We begin our investigation by considering the privacy of min-hash in a centralized setting where the hash functions are chosen by the min-hash functionality and are unknown to the participants. We show that in this case the min-hash output satisfies the standard definition of differential privacy (DP) without any additional noise. This immediately yields a privacy-preserving sublinear-communication semi-honest 2-PC protocol based on FHE where the hash function is evaluated homomorphically.

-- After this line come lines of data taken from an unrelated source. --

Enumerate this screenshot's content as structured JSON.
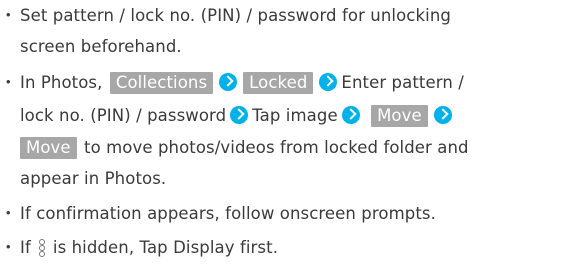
{
  "bullets": [
    {
      "marker": "・",
      "line1": "Set pattern / lock no. (PIN) / password for unlocking",
      "line2": "screen beforehand."
    },
    {
      "marker": "・",
      "prefix": "In Photos,",
      "pill_collections": "Collections",
      "pill_locked": "Locked",
      "text_after_locked": "Enter pattern /",
      "text_line2": "lock no. (PIN) / password",
      "text_tap_image": "Tap image",
      "pill_move_1": "Move",
      "pill_move_2": "Move",
      "text_line3_after": "to move photos/videos from locked folder and",
      "text_line4": "appear in Photos."
    },
    {
      "marker": "・",
      "text": "If confirmation appears, follow onscreen prompts."
    },
    {
      "marker": "・",
      "text_before_icon": "If",
      "icon": "more-vertical-icon",
      "text_after_icon": "is hidden, Tap Display first."
    }
  ],
  "colors": {
    "pill_bg": "#a7a7a7",
    "arrow_bg": "#00b1ea",
    "text": "#3a3a3a"
  }
}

To improve the efficiency of this protocol, we next consider an implementation in the random oracle model. Here, the protocol participants jointly sample public prefixes for domain separation of the random oracle, and locally evaluate the resulting hash functions on their input sets. Unfortunately, we show that in this public hash function setting, the min-hash output is no longer DP. We therefore consider the notion of distributional differential privacy (DDP) introduced by Bassily et al. (FOCS 2013). We show that if the honest party's set has sufficiently high min-entropy then the output of the min-hash functionality achieves DDP, again without any added noise. This yields a more efficient semi-honest two-party protocol in the random oracle model, where parties first locally hash their input sets and then perform a 2PC for comparison.
By proving that our protocols satisfy DP and DDP respectively, our results formally confirm and qualify the folklore belief that min-hash based protocols protect the privacy of their inputs.